Advantages: It can destroy the casting structure of the ingot, refine the grain of the steel, eliminate organizational defects, make the steel dense, and improve the mechanical properties. This improvement is mainly reflected in the rolling direction, so that the steel is no longer isotropic to a certain extent; under the action of high temperature and high pressure, bubbles, cracks and looseness formed during the pouring process can also be welded.

Disadvantages:

1. After hot rolling, non-metallic inclusions in the steel (mainly sulfides, oxides and silicates) are pressed into thin plates, causing delamination (interlayer). Delamination seriously damages the tensile properties of the steel along the thickness direction, and interlayer tearing may occur when the weld shrinks. The local strain caused by weld shrinkage often reaches several times the yield point strain, which is much greater than the strain caused by the load.
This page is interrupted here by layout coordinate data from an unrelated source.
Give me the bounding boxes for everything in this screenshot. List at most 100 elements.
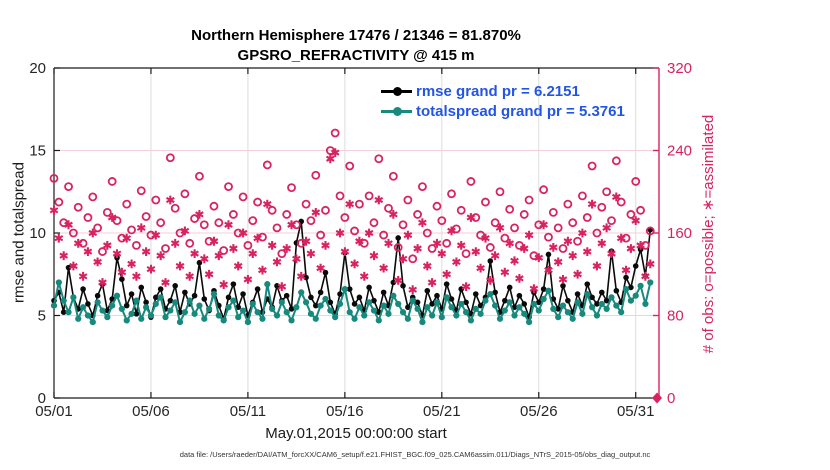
assimilated-marker [272, 257, 282, 267]
rmse-marker [463, 299, 469, 306]
assimilated-marker [340, 247, 350, 256]
rmse-marker [366, 284, 372, 291]
totalspread-marker [152, 300, 159, 308]
possible-marker [107, 177, 117, 186]
rmse-marker [414, 299, 421, 306]
assimilated-marker [359, 271, 369, 281]
x-tick-label: 05/01 [35, 403, 73, 420]
y-right-tick-label: 80 [667, 308, 684, 325]
totalspread-marker [608, 294, 615, 301]
totalspread-marker [123, 317, 130, 324]
possible-marker [427, 244, 437, 253]
possible-marker [388, 171, 398, 181]
totalspread-marker [293, 304, 300, 311]
totalspread-marker [516, 304, 523, 311]
possible-marker [175, 228, 185, 238]
possible-marker [214, 218, 224, 228]
possible-marker [49, 173, 59, 183]
assimilated-marker [287, 220, 296, 230]
totalspread-marker [143, 304, 150, 311]
totalspread-marker [94, 299, 101, 306]
possible-marker [592, 228, 602, 238]
assimilated-marker [165, 195, 175, 205]
possible-marker [544, 232, 553, 242]
totalspread-marker [496, 315, 504, 322]
rmse-marker [516, 292, 523, 299]
rmse-marker [434, 292, 440, 299]
rmse-marker [157, 286, 164, 292]
assimilated-marker [553, 257, 563, 267]
possible-marker [616, 197, 626, 207]
totalspread-marker [579, 310, 586, 317]
rmse-marker [191, 292, 198, 299]
assimilated-marker [54, 233, 64, 243]
rmse-marker [235, 304, 242, 311]
possible-marker [161, 244, 170, 253]
possible-marker [456, 205, 466, 215]
possible-marker [122, 199, 132, 209]
rmse-marker [351, 301, 358, 307]
assimilated-marker [132, 271, 141, 281]
y-left-tick-label: 0 [38, 390, 46, 407]
assimilated-marker [316, 263, 325, 273]
totalspread-marker [395, 300, 402, 308]
possible-marker [132, 240, 141, 250]
rmse-marker [85, 301, 91, 307]
rmse-marker [405, 304, 411, 311]
totalspread-marker [225, 304, 232, 311]
possible-marker [476, 230, 486, 240]
possible-marker [587, 161, 597, 171]
rmse-marker [337, 291, 343, 297]
assimilated-marker [587, 199, 597, 209]
assimilated-marker [626, 244, 636, 253]
assimilated-marker [199, 254, 209, 264]
totalspread-marker [559, 302, 567, 309]
totalspread-marker [433, 299, 441, 306]
totalspread-marker [409, 297, 416, 304]
possible-marker [355, 199, 364, 209]
totalspread-marker [50, 302, 58, 309]
possible-marker [451, 224, 461, 234]
totalspread-marker [525, 319, 533, 326]
totalspread-marker [138, 315, 145, 322]
possible-marker [316, 230, 326, 240]
possible-marker [98, 247, 107, 256]
rmse-marker [225, 294, 232, 301]
y-left-tick-label: 10 [29, 225, 46, 242]
y-left-tick-label: 5 [38, 308, 46, 325]
possible-marker [151, 195, 161, 205]
assimilated-marker [69, 261, 78, 271]
totalspread-marker [307, 310, 315, 317]
totalspread-marker [458, 300, 465, 308]
assimilated-marker [422, 261, 432, 271]
assimilated-marker [107, 213, 117, 222]
rmse-marker [240, 291, 246, 297]
possible-marker [267, 205, 277, 215]
possible-marker [597, 202, 607, 212]
assimilated-marker [563, 236, 573, 246]
rmse-marker [545, 251, 552, 258]
possible-marker [156, 218, 166, 228]
assimilated-marker [122, 233, 132, 243]
totalspread-marker [264, 281, 271, 288]
totalspread-marker [618, 309, 625, 316]
assimilated-marker [481, 233, 490, 243]
totalspread-marker [511, 312, 518, 319]
possible-marker [180, 189, 190, 199]
y-right-tick-label: 240 [667, 143, 692, 160]
x-tick-label: 05/11 [230, 403, 266, 420]
x-tick-label: 05/06 [132, 403, 170, 420]
possible-marker [335, 191, 345, 201]
possible-marker [340, 213, 350, 222]
assimilated-marker [141, 247, 151, 256]
possible-marker [243, 240, 253, 250]
assimilated-marker [607, 249, 616, 258]
possible-marker [185, 238, 195, 248]
totalspread-marker [215, 312, 222, 319]
totalspread-marker [65, 309, 72, 316]
assimilated-marker [631, 216, 641, 225]
totalspread-marker [109, 302, 116, 309]
totalspread-marker [361, 312, 368, 319]
assimilated-marker [306, 249, 316, 258]
x-tick-label: 05/16 [326, 403, 364, 420]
2. Residual stress caused by uneven cooling. Residual stress is an internal self-balanced stress that is not affected by external forces. Various hot-rolled profiles have this residual stress. Generally speaking, the larger the cross-sectional size of the steel section, the greater the residual stress. Although the residual stress is self-balanced, it still has a certain influence on the performance of the steel component under the action of external forces. For example, it may have an adverse effect on deformation, stability and fatigue resistance. 3. The surface of the square tube made of hot-rolled plate is rough and not smooth, the flatness is not good, the bending performance is general, and the performance is not good.

Square Tubes

Cold Rolling

Cold rolling refers to the cold processing of steel plates or strips at room temperature through cold drawing, cold bending, cold drawing and other cold processing into various types of steel.
Advantages: fast forming speed, high output, no damage to the coating, and can be made into a variety of cross-sectional forms to meet the needs of use conditions; cold rolling can cause a large plastic deformation of the steel, thereby increasing the yield point of the steel.

Disadvantages:

1. Although there is no thermoplastic compression during the forming process, there is still residual stress in the cross section, which is bound to affect the overall and local buckling characteristics of the steel.

2. Cold-rolled steel is generally an open steel, and its free torsional stiffness is low. It is easy to twist when bending, and it is easy to bend and torsional buckling when compressing, and the torsional performance is poor.

3. The wall thickness of cold-rolled steel is small, and there is no thickening at the plate connection angle, so the ability to bear local concentrated loads is weak.

4. The surface of the square tube made of cold plate is smooth and black and bright. Cold plate is generally a black annealed square tube with good bending and tensile properties.


The main differences between hot rolling and cold rolling are:


1. Cold-rolled steel plate allows local buckling of the section, which can make full use of the bearing capacity after the component buckles; hot-rolled steel does not allow local buckling.

2. The reasons for the generation of residual stress in hot-rolled steel and cold-rolled steel are different, so the distribution of residual stress on the steel is also very different. The residual stress distribution on the cross section of cold-bent thin-walled steel is bending type, and the residual stress distribution on the cross section of hot-rolled steel or welded steel is film type.

3. The free torsional stiffness of hot-rolled steel is higher than that of cold-rolled steel, so the torsional resistance of hot-rolled steel is better than that of cold-rolled steel.